Infelizmente, o Brasil enfrentou a pior recessão de sua história. Felizmente, também foi a mais curta. Comemoramos que saímos rápido de uma retração que, antes, ninguém esperaria que fôssemos entrar, afinal não tínhamos derivativos, nem tanta dependência externa, e a demanda interna estava superaquecida. O crédito foi tão decisivo, seja para travar a economia repentinamente, seja para a retomar via consumo, que o elevaria para a categoria de um novo e quarto pilar da política econômica. Prefiro chamar de “quatrilho”, como no filme. Porque tudo isso se passou à custa de tornar ainda mais complexa, confusa e perigosamente cara a teia de interconexões entre os vários instrumentos da política econômica.
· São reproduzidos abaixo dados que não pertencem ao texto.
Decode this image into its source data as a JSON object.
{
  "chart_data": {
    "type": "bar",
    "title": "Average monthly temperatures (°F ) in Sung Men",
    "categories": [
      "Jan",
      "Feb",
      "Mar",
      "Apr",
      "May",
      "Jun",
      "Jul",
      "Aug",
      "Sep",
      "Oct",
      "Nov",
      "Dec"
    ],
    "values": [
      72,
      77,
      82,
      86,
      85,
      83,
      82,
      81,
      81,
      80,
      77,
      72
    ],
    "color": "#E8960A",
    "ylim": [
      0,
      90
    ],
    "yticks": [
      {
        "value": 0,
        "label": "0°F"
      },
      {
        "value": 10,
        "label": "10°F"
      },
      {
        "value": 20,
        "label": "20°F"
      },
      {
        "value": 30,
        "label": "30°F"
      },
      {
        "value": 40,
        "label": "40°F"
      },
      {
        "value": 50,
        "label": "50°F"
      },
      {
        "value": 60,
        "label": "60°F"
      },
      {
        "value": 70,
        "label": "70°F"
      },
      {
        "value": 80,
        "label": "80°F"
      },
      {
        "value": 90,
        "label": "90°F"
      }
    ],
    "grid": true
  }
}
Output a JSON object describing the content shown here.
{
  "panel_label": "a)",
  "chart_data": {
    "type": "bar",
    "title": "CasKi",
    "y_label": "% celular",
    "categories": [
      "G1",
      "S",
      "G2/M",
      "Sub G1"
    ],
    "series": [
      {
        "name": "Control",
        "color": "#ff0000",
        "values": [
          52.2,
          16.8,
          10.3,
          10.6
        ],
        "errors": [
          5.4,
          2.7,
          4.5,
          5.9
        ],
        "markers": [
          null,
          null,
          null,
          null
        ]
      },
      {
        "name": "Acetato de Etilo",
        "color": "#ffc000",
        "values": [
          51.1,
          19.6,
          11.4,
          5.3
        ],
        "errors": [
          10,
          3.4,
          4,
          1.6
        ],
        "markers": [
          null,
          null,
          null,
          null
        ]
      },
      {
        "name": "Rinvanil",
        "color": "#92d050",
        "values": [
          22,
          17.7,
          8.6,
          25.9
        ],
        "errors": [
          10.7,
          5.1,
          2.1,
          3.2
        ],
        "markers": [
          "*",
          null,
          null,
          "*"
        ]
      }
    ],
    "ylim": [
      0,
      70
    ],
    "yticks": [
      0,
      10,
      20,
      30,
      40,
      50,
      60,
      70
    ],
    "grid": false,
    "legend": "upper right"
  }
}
Vejamos o que nos contam os dados oficiais (todos divulgados pelo Banco Central). O estoque de crédito cresceu muito (7,7 de setembro de 2008 a dezembro de 2009), puxado pela maior oferta por instituições financeiras públicas (responderam por 5,9 daqueles pontos).  Para tanto, elas precisaram tomar crédito extraordinário (mais 4,1 pontos do PIB durante o mesmo período) junto ao Tesouro Nacional – na prática, ele virou o maior “banco” do País, fechou o ano com créditos que montam a 25,1% do PIB (ou 12,8% se eliminadas as dívidas entre os governos fruto das renegociações).  Como o superávit primário era decrescente (em grande parte por contas de gastos que foram aumentados antes mesmo da crise estourar; de fato, esta só serviu de pretexto para se chamar de anticíclica uma política que, em condições normais de temperatura, seria chamada de irresponsável ou explosiva), restou o endividamento público. No mesmo período, o total de papéis públicos em mercado cresceu 9,6 pontos do PIB (muito próximo do aumento dos meios de pagamento, no conceito M3, que cresceu 11,6 pontos). Metade desse incremento fluiu via operações compromissadas do Banco Central, que rolam em média a cada 40 dias (ante 40 meses do Tesouro) – aliás, se inexistiam em janeiro de 2002 (quando a mobiliária era de apenas 35% do PIB), já respondem por um quarto do estoque de títulos, que encostou em 60% do PIB, como nunca antes na história.

Nesse contexto macroeconômico, se é que algo mudou, foi a montagem de um arranjo que combinou a  elevação do crédito (liderado por bancos estatais e beneficiando mais o consumo pessoal do que o investimento produtivo) com simultânea e ainda mais acelerada disparada da dívida bruta, intermediado pela exacerbada preferência pela liquidez dos grandes bancos e empresas privados. Acho que nem dá para chamar esse processo de estatização porque isso suporia existir um projeto de Estado que se confundisse com o de Nação. Para ter projeto, é preciso ter um diagnóstico.

Bem, pensando e repensando, é melhor parar por aqui.  Mais fácil é acusar os outros de não repensarem a economia.